Question for the team regarding maintenance on the OSS dependencies shipping with Heat: ffmpeg, nodejs, etc.
Are you all keeping up to date with the latest versions, especially when one needs to be running the latest versions to be safe from attacks mitigated by their security fixes?
NodeJS for example drops details on releases containing security updates here:
https://groups.google.com/forum/#!topic/nodejs-sec/jGPlKJyLIxI
Quite a few bugs in there for March 2018.
And FFmpeg does similarly with this page:
https://www.ffmpeg.org/security.htmlWhere they list CVEs fixed in each release.
Hi,
Thank you for your question.
We use Github's
https://github.com/electron as a run time engine to host our custom built web client as desktop apps on Windows, Linux and Macs.
Before we build the client we make sure to always update and upgrade to the latest electron pre-built packages available for the major version against which we have build our client.

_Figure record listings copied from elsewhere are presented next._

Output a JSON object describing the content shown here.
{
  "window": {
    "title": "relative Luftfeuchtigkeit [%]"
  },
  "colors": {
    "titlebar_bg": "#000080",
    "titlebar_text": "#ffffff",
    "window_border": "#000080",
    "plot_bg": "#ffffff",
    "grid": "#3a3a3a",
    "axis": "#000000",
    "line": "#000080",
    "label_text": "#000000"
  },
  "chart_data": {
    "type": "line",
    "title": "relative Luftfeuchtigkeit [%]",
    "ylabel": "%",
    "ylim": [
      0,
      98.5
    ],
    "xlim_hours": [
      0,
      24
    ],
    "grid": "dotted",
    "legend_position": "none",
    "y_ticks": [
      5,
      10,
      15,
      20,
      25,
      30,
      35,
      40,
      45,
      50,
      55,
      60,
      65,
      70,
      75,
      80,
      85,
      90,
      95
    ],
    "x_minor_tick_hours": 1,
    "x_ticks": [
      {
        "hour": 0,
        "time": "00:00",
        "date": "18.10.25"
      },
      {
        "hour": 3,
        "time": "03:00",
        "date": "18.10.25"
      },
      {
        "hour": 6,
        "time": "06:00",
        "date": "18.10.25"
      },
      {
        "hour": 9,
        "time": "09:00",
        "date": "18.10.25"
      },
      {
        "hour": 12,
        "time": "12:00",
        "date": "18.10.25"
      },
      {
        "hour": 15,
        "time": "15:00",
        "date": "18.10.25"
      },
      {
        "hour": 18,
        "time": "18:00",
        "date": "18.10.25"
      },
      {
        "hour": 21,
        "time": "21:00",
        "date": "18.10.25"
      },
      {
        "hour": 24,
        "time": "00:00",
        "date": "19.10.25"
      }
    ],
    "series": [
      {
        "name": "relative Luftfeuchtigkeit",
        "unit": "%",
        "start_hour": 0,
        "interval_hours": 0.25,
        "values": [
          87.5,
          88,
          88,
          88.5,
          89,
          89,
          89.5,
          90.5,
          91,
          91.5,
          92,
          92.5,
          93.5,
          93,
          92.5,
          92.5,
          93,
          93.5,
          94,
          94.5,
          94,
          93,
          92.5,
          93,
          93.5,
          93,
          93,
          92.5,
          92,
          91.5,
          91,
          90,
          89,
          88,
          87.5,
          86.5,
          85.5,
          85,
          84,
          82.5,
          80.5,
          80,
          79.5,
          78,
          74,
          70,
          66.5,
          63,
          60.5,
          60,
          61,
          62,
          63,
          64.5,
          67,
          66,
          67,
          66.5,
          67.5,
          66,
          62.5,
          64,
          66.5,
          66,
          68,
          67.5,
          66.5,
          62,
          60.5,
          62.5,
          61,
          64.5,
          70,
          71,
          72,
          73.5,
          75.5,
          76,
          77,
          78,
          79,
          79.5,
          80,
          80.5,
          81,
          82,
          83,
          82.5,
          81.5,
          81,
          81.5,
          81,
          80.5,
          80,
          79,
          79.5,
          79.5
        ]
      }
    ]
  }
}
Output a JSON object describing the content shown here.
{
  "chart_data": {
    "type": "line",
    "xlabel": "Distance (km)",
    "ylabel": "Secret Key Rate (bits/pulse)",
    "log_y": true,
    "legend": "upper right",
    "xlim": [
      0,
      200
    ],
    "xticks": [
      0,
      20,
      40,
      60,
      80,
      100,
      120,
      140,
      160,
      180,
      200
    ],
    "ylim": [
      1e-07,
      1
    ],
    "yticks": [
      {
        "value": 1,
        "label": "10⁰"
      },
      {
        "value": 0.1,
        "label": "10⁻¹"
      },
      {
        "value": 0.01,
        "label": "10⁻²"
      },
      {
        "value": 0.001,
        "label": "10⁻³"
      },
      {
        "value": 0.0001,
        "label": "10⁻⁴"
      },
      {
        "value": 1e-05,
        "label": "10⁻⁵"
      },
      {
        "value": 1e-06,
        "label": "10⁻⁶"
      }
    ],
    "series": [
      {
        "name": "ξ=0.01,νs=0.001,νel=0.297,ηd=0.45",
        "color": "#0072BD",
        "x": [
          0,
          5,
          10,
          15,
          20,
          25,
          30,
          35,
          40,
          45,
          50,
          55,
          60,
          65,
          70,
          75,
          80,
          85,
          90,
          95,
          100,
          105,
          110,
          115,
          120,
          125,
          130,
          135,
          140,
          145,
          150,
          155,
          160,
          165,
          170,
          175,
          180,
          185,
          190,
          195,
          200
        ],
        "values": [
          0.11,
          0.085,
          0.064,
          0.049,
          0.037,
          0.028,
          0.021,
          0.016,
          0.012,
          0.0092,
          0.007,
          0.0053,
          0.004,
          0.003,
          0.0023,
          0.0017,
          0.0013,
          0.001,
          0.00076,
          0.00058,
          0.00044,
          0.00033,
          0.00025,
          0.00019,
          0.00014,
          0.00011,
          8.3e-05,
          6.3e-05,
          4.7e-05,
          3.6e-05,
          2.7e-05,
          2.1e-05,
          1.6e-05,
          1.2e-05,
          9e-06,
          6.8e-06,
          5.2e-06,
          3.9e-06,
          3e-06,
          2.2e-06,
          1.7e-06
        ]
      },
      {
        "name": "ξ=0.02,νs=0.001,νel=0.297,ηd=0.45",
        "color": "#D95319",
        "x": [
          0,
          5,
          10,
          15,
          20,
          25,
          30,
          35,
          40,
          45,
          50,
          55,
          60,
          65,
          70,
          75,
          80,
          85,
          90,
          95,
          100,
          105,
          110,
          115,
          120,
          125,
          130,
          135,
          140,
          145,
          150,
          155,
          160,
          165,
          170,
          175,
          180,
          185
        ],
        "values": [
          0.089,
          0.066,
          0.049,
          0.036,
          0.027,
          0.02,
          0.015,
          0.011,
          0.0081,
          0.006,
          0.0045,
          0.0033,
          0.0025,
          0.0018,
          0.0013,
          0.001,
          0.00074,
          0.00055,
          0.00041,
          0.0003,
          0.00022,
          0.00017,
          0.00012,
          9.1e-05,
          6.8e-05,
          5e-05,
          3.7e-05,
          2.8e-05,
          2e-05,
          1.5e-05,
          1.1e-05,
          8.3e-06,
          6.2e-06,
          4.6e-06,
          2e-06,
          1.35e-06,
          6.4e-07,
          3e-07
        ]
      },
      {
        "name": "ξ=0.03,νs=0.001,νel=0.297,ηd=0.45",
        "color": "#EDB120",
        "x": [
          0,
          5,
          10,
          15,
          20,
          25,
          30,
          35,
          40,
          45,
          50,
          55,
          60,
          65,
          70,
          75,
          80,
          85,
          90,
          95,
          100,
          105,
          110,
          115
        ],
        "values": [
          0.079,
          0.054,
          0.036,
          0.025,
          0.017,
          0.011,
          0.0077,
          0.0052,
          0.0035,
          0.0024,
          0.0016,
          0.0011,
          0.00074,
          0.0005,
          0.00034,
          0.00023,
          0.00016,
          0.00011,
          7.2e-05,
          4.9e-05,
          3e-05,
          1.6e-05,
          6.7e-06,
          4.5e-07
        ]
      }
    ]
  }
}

We did the same for this latest build.
Normally security issues and updates are always backported to each still supported Electron version and these are made available as an update which we are alerted by simply running the electron builder script. For this build and for any past build that was the case as well.
Unfortunately I believe it's close to impossible to always update all software against any zero-day exploit the day, week or month it comes out.
That said, parts like the FFmpeg and the pdf viewer that come standard with Electron are however by the nature of our client never touched or invoked. What I mean is you cant remotely play any video or audio file or open a pdf doc in HEAT client.
Your question did make us look better into keeping build dependencies up to date and its something we will be looking into in order to harden this aspect even more. So thank you for that!